Nommé au commandement du département des Côtes-du-Nord après l'affaire de Quiberon, il contribue à la pacification du pays. Un arrêté du Directoire du 1er vendémiaire an V (22 septembre 1796) ayant supprimé l'état-major de l'armée des côtes de l'Océan, il demeure quelque temps sans emploi.

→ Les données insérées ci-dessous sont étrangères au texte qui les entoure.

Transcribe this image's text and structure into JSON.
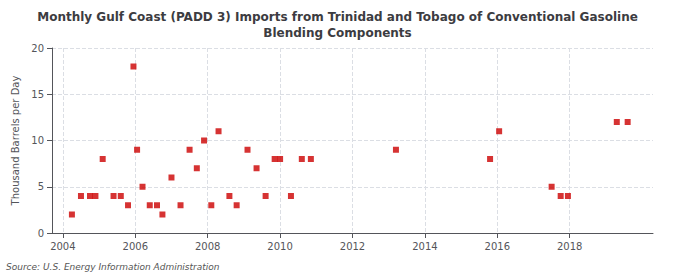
{
  "chart_data": {
    "type": "scatter",
    "title": "Monthly Gulf Coast (PADD 3) Imports from Trinidad and Tobago of Conventional Gasoline\nBlending Components",
    "ylabel": "Thousand Barrels per Day",
    "source": "Source: U.S. Energy Information Administration",
    "color": "#cc0000",
    "marker": "square",
    "grid": true,
    "xlim": [
      2003.7,
      2020.3
    ],
    "ylim": [
      0,
      20
    ],
    "xticks": [
      2004,
      2006,
      2008,
      2010,
      2012,
      2014,
      2016,
      2018
    ],
    "yticks": [
      0,
      5,
      10,
      15,
      20
    ],
    "x": [
      2004.25,
      2004.5,
      2004.75,
      2004.9,
      2005.1,
      2005.4,
      2005.6,
      2005.8,
      2005.95,
      2006.05,
      2006.2,
      2006.4,
      2006.6,
      2006.75,
      2007.0,
      2007.25,
      2007.5,
      2007.7,
      2007.9,
      2008.1,
      2008.3,
      2008.6,
      2008.8,
      2009.1,
      2009.35,
      2009.6,
      2009.85,
      2010.0,
      2010.3,
      2010.6,
      2010.85,
      2013.2,
      2015.8,
      2016.05,
      2017.5,
      2017.75,
      2017.95,
      2019.3,
      2019.6
    ],
    "values": [
      2,
      4,
      4,
      4,
      8,
      4,
      4,
      3,
      18,
      9,
      5,
      3,
      3,
      2,
      6,
      3,
      9,
      7,
      10,
      3,
      11,
      4,
      3,
      9,
      7,
      4,
      8,
      8,
      4,
      8,
      8,
      9,
      8,
      11,
      5,
      4,
      4,
      12,
      12
    ]
  }
}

Bernadotte, général en chef de l'armée de l'Ouest, le remet provisoirement en activité le 27 thermidor An VIII (15 août 1800), position dans laquelle il reste jusqu'au 10 frimaire an IX (1er décembre 1800).
Élu membre du Corps législatif le 7 ventôse an X (27 février 1802), il siège dans cette assemblée jusqu'en 1809. Le 4 frimaire an XII (26 novembre 1803) le Premier Consul Bonaparte le fait membre de la Légion d'honneur, et le 25 prairial suivant (14 juin 1804) il lui remet les insignes d’officier de l'Ordre.
En quittant le Corps législatif en 1809, il demande à rentrer au service actif, et le 10 juin il obtient d'être employé à l'armée de réserve d'Allemagne et est nommé gouverneur de la ville de Bois-le-Duc. Il passe ensuite, le 8 août, à l'armée du Nord et prend le commandement d'une brigade dirigée sur Anvers, qui est attaquée par les Anglais. Il contribue à repousser les tentatives de l'ennemi et le 26 septembre, après la cessation des hostilités, il retourne dans ses foyers.